This article lays out the crisis in scholarly monograph publishing and the picture is pretty bleak. The author's suggested solutions aren't going to go down well: raise prices, produce less books, give the library and university presses more money. How about addressing one of the root causes, containing journal price inflation through open access peer-reviewed journals?
The Chronicle: 6/17/2005: Survival Strategies for Academic Publishing (Login required)

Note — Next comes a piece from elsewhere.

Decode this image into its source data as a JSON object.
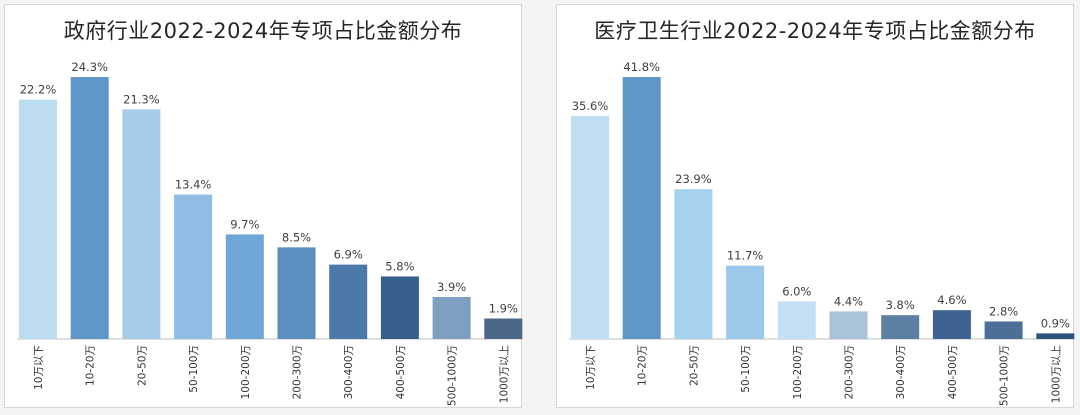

The field of scholarly book publishing has been shaped by two powerful dynamics that have trapped academic publishers -- and especially American university presses -- in a pincer movement. On the one hand, the kind of book that has been the standard fare of scholarly publishers -- the monograph -- has undergone a process of continuous decline since the 1970s. Experiences vary from publisher to publisher, but the overall pattern is indisputable. In the 1970s, scholarly publishers in both the United States and Britain would commonly print between 2,000 and 3,000 hardback copies of a monograph and expect to sell a substantial proportion (if not all) of them. Scholarly publishing was a relatively straightforward business: For the most part, presses could take the market for granted and concentrate their energies on deciding which books merited publication. But by the 1990s, that comfortable position had been radically transformed. Today most scholarly publishers find that the total sales of hardback-only monographs are often as low as 400 to 500 copies worldwide. As unit sales have fallen to a quarter or less of what they were in the 1970s, what was once a fairly straightforward and profitable kind of publishing has become extremely difficult in financial terms.

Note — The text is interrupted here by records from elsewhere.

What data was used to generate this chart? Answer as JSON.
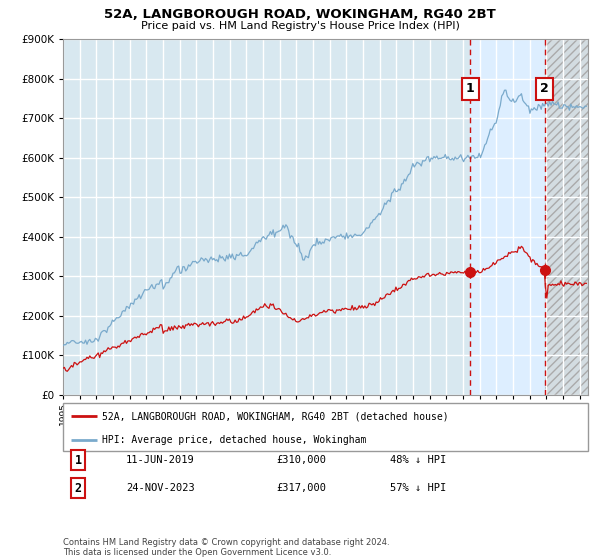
{
  "title1": "52A, LANGBOROUGH ROAD, WOKINGHAM, RG40 2BT",
  "title2": "Price paid vs. HM Land Registry's House Price Index (HPI)",
  "legend_label1": "52A, LANGBOROUGH ROAD, WOKINGHAM, RG40 2BT (detached house)",
  "legend_label2": "HPI: Average price, detached house, Wokingham",
  "note1_num": "1",
  "note1_date": "11-JUN-2019",
  "note1_price": "£310,000",
  "note1_hpi": "48% ↓ HPI",
  "note2_num": "2",
  "note2_date": "24-NOV-2023",
  "note2_price": "£317,000",
  "note2_hpi": "57% ↓ HPI",
  "footer": "Contains HM Land Registry data © Crown copyright and database right 2024.\nThis data is licensed under the Open Government Licence v3.0.",
  "plot_bg": "#d8e8f0",
  "grid_color": "#ffffff",
  "hpi_color": "#7aaacc",
  "price_color": "#cc1111",
  "marker_color": "#cc1111",
  "vline_color": "#cc1111",
  "highlight_color": "#ddeeff",
  "ylim": [
    0,
    900000
  ],
  "yticks": [
    0,
    100000,
    200000,
    300000,
    400000,
    500000,
    600000,
    700000,
    800000,
    900000
  ],
  "xmin": 1995,
  "xmax": 2026.5,
  "sale1_year": 2019.44,
  "sale2_year": 2023.9,
  "sale1_price": 310000,
  "sale2_price": 317000
}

Why have monograph sales declined so sharply? Is it because readers are turning to other sources of information like the Internet, as many observers have speculated? The main explanation almost certainly lies elsewhere. Research libraries constitute a principal market for scholarly monographs, and in the course of the 1980s and 1990s they were subjected to intense pressures of their own: the steep rise in the prices of scientific journals and the increasing costs of information technology. Library budgets were limited, and something had to give. In the period from 1986 to 1998-99, the number of monographs purchased annually by research libraries in the United States declined by more than 25 percent. Since academic publishers were also producing more monographs each year, that meant that an ever-increasing range of available titles was competing for a dwindling pool of resources.
At the same time, many American university presses were coming under pressure from another source: their host institutions. In the 1970s and 1980s, some began to find themselves faced with growing pressure to reduce their dependence on direct or indirect subsidies and become more autonomous financially -- "self-supporting" was the term often used. Universities faced their own fiscal constraints, and university presses, with their somewhat ambiguous status (were they academic units or business units?), were obvious targets for financial scrutiny.